I sit here in the inter-service break, reflecting on the early service and planning toward the late. The early service was, by human analysis, a train wreck:
- My immediately-past Chairman of Deacons went unexpectedly into the hospital in McKinney, so I rushed over to check on him early this morning.
- I arrived back five minutes late for the early worship service, which was already in progress (thanks, John).
- The guy I went to see in the hospital is one of the choir's key tenors. Unforeseen circumstances also took out at the last minute the leader of our orchestra and our key sopranos. The combined toll eliminated two choral elements from the order of service.
- We're observing the Lord's Supper today, so the order of service matters more than it usually does—more people trying to figure out when to do what they're supposed to do. We wound up a song ahead of schedule while serving the Lord's Supper.
- I must admit, I was distracted the whole time.
Yet, as I initiated our observance of the Supper by reading I Corinthians 15:1-8, it occurred to me that the circumstances of the Last Supper were not pristine themselves. It took place in the midst of turmoil. Jesus' experience in the Garden just afterwards revealed the anguish He was feeling.
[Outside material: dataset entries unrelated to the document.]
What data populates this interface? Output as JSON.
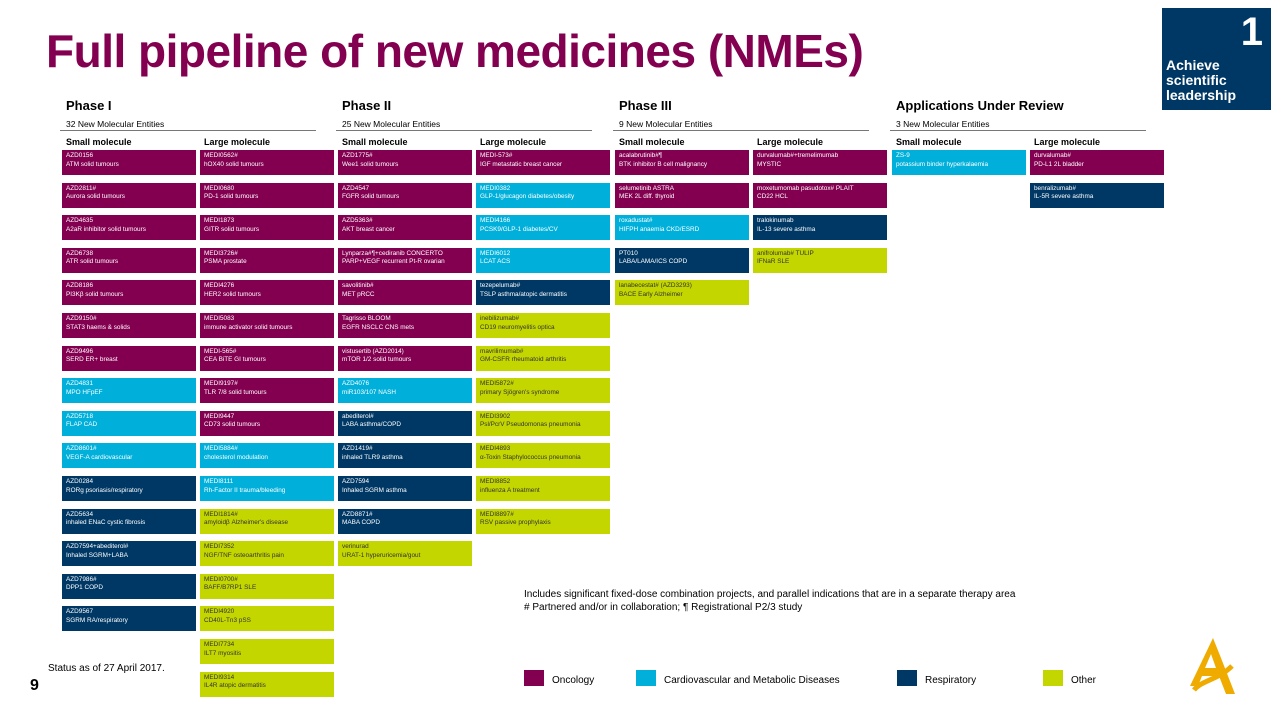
{
  "title": "Full pipeline of new medicines (NMEs)",
  "corner": {
    "number": "1",
    "line1": "Achieve",
    "line2": "scientific",
    "line3": "leadership"
  },
  "colors": {
    "oncology": "#830051",
    "cvmd": "#00b0da",
    "respiratory": "#003865",
    "other": "#c4d600"
  },
  "sub_headers": {
    "small": "Small molecule",
    "large": "Large molecule"
  },
  "phases": [
    {
      "title": "Phase I",
      "count": "32 New Molecular Entities",
      "small": [
        {
          "name": "AZD0156",
          "ind": "ATM solid tumours",
          "cat": "onc"
        },
        {
          "name": "AZD2811#",
          "ind": "Aurora solid tumours",
          "cat": "onc"
        },
        {
          "name": "AZD4635",
          "ind": "A2aR inhibitor solid tumours",
          "cat": "onc"
        },
        {
          "name": "AZD6738",
          "ind": "ATR solid tumours",
          "cat": "onc"
        },
        {
          "name": "AZD8186",
          "ind": "PI3Kβ solid tumours",
          "cat": "onc"
        },
        {
          "name": "AZD9150#",
          "ind": "STAT3 haems & solids",
          "cat": "onc"
        },
        {
          "name": "AZD9496",
          "ind": "SERD ER+ breast",
          "cat": "onc"
        },
        {
          "name": "AZD4831",
          "ind": "MPO HFpEF",
          "cat": "cvm"
        },
        {
          "name": "AZD5718",
          "ind": "FLAP CAD",
          "cat": "cvm"
        },
        {
          "name": "AZD8601#",
          "ind": "VEGF-A cardiovascular",
          "cat": "cvm"
        },
        {
          "name": "AZD0284",
          "ind": "RORg psoriasis/respiratory",
          "cat": "resp"
        },
        {
          "name": "AZD5634",
          "ind": "inhaled ENaC cystic fibrosis",
          "cat": "resp"
        },
        {
          "name": "AZD7594+abediterol#",
          "ind": "Inhaled SGRM+LABA",
          "cat": "resp"
        },
        {
          "name": "AZD7986#",
          "ind": "DPP1 COPD",
          "cat": "resp"
        },
        {
          "name": "AZD9567",
          "ind": "SGRM RA/respiratory",
          "cat": "resp"
        }
      ],
      "large": [
        {
          "name": "MEDI0562#",
          "ind": "hOX40 solid tumours",
          "cat": "onc"
        },
        {
          "name": "MEDI0680",
          "ind": "PD-1 solid tumours",
          "cat": "onc"
        },
        {
          "name": "MEDI1873",
          "ind": "GITR solid tumours",
          "cat": "onc"
        },
        {
          "name": "MEDI3726#",
          "ind": "PSMA prostate",
          "cat": "onc"
        },
        {
          "name": "MEDI4276",
          "ind": "HER2 solid tumours",
          "cat": "onc"
        },
        {
          "name": "MEDI5083",
          "ind": "immune activator solid tumours",
          "cat": "onc"
        },
        {
          "name": "MEDI-565#",
          "ind": "CEA BiTE  GI tumours",
          "cat": "onc"
        },
        {
          "name": "MEDI9197#",
          "ind": "TLR 7/8 solid tumours",
          "cat": "onc"
        },
        {
          "name": "MEDI9447",
          "ind": "CD73 solid tumours",
          "cat": "onc"
        },
        {
          "name": "MEDI5884#",
          "ind": "cholesterol modulation",
          "cat": "cvm"
        },
        {
          "name": "MEDI8111",
          "ind": "Rh-Factor II  trauma/bleeding",
          "cat": "cvm"
        },
        {
          "name": "MEDI1814#",
          "ind": "amyloidβ Alzheimer's disease",
          "cat": "oth"
        },
        {
          "name": "MEDI7352",
          "ind": "NGF/TNF osteoarthritis pain",
          "cat": "oth"
        },
        {
          "name": "MEDI0700#",
          "ind": "BAFF/B7RP1 SLE",
          "cat": "oth"
        },
        {
          "name": "MEDI4920",
          "ind": "CD40L-Tn3  pSS",
          "cat": "oth"
        },
        {
          "name": "MEDI7734",
          "ind": "ILT7 myositis",
          "cat": "oth"
        },
        {
          "name": "MEDI9314",
          "ind": "IL4R atopic dermatitis",
          "cat": "oth"
        }
      ]
    },
    {
      "title": "Phase II",
      "count": "25 New Molecular Entities",
      "small": [
        {
          "name": "AZD1775#",
          "ind": "Wee1 solid tumours",
          "cat": "onc"
        },
        {
          "name": "AZD4547",
          "ind": "FGFR solid tumours",
          "cat": "onc"
        },
        {
          "name": "AZD5363#",
          "ind": "AKT breast cancer",
          "cat": "onc"
        },
        {
          "name": "Lynparza#¶+cediranib  CONCERTO",
          "ind": "PARP+VEGF recurrent Pt-R ovarian",
          "cat": "onc"
        },
        {
          "name": "savolitinib#",
          "ind": "MET pRCC",
          "cat": "onc"
        },
        {
          "name": "Tagrisso BLOOM",
          "ind": "EGFR NSCLC CNS mets",
          "cat": "onc"
        },
        {
          "name": "vistusertib (AZD2014)",
          "ind": "mTOR 1/2 solid tumours",
          "cat": "onc"
        },
        {
          "name": "AZD4076",
          "ind": "miR103/107  NASH",
          "cat": "cvm"
        },
        {
          "name": "abediterol#",
          "ind": "LABA asthma/COPD",
          "cat": "resp"
        },
        {
          "name": "AZD1419#",
          "ind": "inhaled TLR9 asthma",
          "cat": "resp"
        },
        {
          "name": "AZD7594",
          "ind": "Inhaled SGRM asthma",
          "cat": "resp"
        },
        {
          "name": "AZD8871#",
          "ind": "MABA COPD",
          "cat": "resp"
        },
        {
          "name": "verinurad",
          "ind": "URAT-1 hyperuricemia/gout",
          "cat": "oth"
        }
      ],
      "large": [
        {
          "name": "MEDI-573#",
          "ind": "IGF metastatic breast cancer",
          "cat": "onc"
        },
        {
          "name": "MEDI0382",
          "ind": "GLP-1/glucagon diabetes/obesity",
          "cat": "cvm"
        },
        {
          "name": "MEDI4166",
          "ind": "PCSK9/GLP-1 diabetes/CV",
          "cat": "cvm"
        },
        {
          "name": "MEDI6012",
          "ind": "LCAT ACS",
          "cat": "cvm"
        },
        {
          "name": "tezepelumab#",
          "ind": "TSLP asthma/atopic dermatitis",
          "cat": "resp"
        },
        {
          "name": "inebilizumab#",
          "ind": "CD19 neuromyelitis optica",
          "cat": "oth"
        },
        {
          "name": "mavrilimumab#",
          "ind": "GM-CSFR rheumatoid arthritis",
          "cat": "oth"
        },
        {
          "name": "MEDI5872#",
          "ind": "primary Sjögren's syndrome",
          "cat": "oth"
        },
        {
          "name": "MEDI3902",
          "ind": "Psl/PcrV Pseudomonas pneumonia",
          "cat": "oth"
        },
        {
          "name": "MEDI4893",
          "ind": "α-Toxin Staphylococcus pneumonia",
          "cat": "oth"
        },
        {
          "name": "MEDI8852",
          "ind": "influenza A treatment",
          "cat": "oth"
        },
        {
          "name": "MEDI8897#",
          "ind": "RSV passive prophylaxis",
          "cat": "oth"
        }
      ]
    },
    {
      "title": "Phase III",
      "count": "9 New Molecular Entities",
      "small": [
        {
          "name": "acalabrutinib#¶",
          "ind": "BTK inhibitor B cell malignancy",
          "cat": "onc"
        },
        {
          "name": "selumetinib ASTRA",
          "ind": "MEK 2L diff. thyroid",
          "cat": "onc"
        },
        {
          "name": "roxadustat#",
          "ind": "HIFPH anaemia CKD/ESRD",
          "cat": "cvm"
        },
        {
          "name": "PT010",
          "ind": "LABA/LAMA/ICS COPD",
          "cat": "resp"
        },
        {
          "name": "lanabecestat# (AZD3293)",
          "ind": "BACE Early Alzheimer",
          "cat": "oth"
        }
      ],
      "large": [
        {
          "name": "durvalumab#+tremelimumab",
          "ind": "MYSTIC",
          "cat": "onc"
        },
        {
          "name": "moxetumomab pasudotox# PLAIT",
          "ind": "CD22 HCL",
          "cat": "onc"
        },
        {
          "name": "tralokinumab",
          "ind": "IL-13 severe asthma",
          "cat": "resp"
        },
        {
          "name": "anifrolumab# TULIP",
          "ind": "IFNaR SLE",
          "cat": "oth"
        }
      ]
    },
    {
      "title": "Applications Under Review",
      "count": "3 New Molecular Entities",
      "small": [
        {
          "name": "ZS-9",
          "ind": "potassium binder hyperkalaemia",
          "cat": "cvm"
        }
      ],
      "large": [
        {
          "name": "durvalumab#",
          "ind": "PD-L1 2L bladder",
          "cat": "onc"
        },
        {
          "name": "benralizumab#",
          "ind": "IL-5R severe asthma",
          "cat": "resp"
        }
      ]
    }
  ],
  "footnote": {
    "line1": "Includes significant fixed-dose combination projects, and parallel indications that are in a separate therapy area",
    "line2": "# Partnered and/or in collaboration; ¶ Registrational P2/3 study"
  },
  "status": "Status as of 27 April 2017.",
  "page_number": "9",
  "legend": [
    {
      "label": "Oncology",
      "cat": "onc"
    },
    {
      "label": "Cardiovascular and Metabolic Diseases",
      "cat": "cvm"
    },
    {
      "label": "Respiratory",
      "cat": "resp"
    },
    {
      "label": "Other",
      "cat": "oth"
    }
  ]
}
The disciples were confused, having been confronted first with Jesus' act of service in washing their feet, then all the talk of betrayal, and now a discussion of broken body and shed blood during the Supper. Their circumstances that night…perhaps not that different from ours.
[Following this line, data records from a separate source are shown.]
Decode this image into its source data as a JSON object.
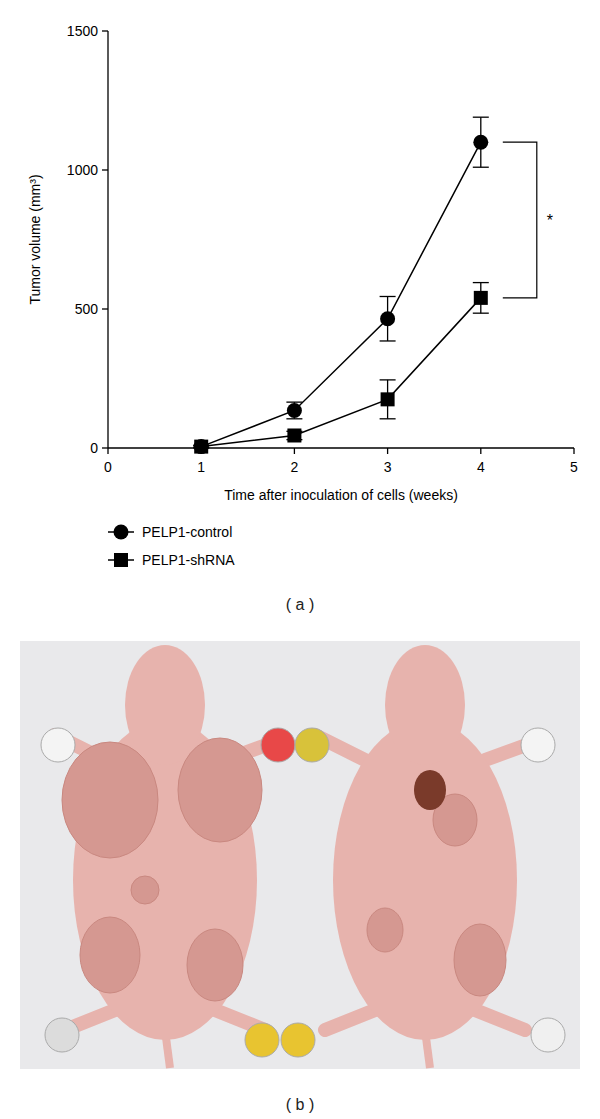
{
  "chart_data": {
    "type": "line",
    "x_label": "Time after inoculation of cells (weeks)",
    "y_label": "Tumor volume (mm³)",
    "x": [
      1,
      2,
      3,
      4
    ],
    "xlim": [
      0,
      5
    ],
    "xticks": [
      0,
      1,
      2,
      3,
      4,
      5
    ],
    "ylim": [
      0,
      1500
    ],
    "yticks": [
      0,
      500,
      1000,
      1500
    ],
    "legend": "bottom",
    "annotations": [
      {
        "text": "*"
      }
    ],
    "series": [
      {
        "name": "PELP1-control",
        "color": "#000000",
        "marker": "circle",
        "line_style": "solid",
        "values": [
          5,
          135,
          465,
          1100
        ],
        "error": [
          5,
          30,
          80,
          90
        ]
      },
      {
        "name": "PELP1-shRNA",
        "color": "#000000",
        "marker": "square",
        "line_style": "solid",
        "values": [
          5,
          45,
          175,
          540
        ],
        "error": [
          3,
          15,
          70,
          55
        ]
      }
    ]
  },
  "panel_labels": [
    "( a )",
    "( b )"
  ]
}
But 1 Corinthians 15 does the job for us of sorting out what is "of first importance" and (by implication) what is not. Together our congregation proclaimed the good news that Jesus has died and is risen, atoning for our past and demonstrating our future.
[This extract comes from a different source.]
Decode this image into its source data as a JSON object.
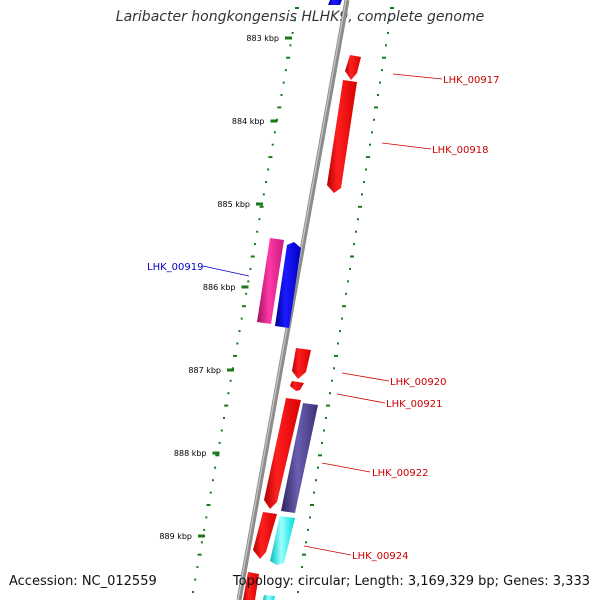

Life is messy. People get sick and go to hospitals. Tragedy strikes. Worship is, ultimately, not about leaving the mess "outside" while we think about God; it is about proclaiming the victory of God over the mess. In the midst of it all, it was a neat experience for me to come to that point in the service where I told myself, "These earthly concerns are not important. They fall vanquished by the gospel—all of them. That's what is important."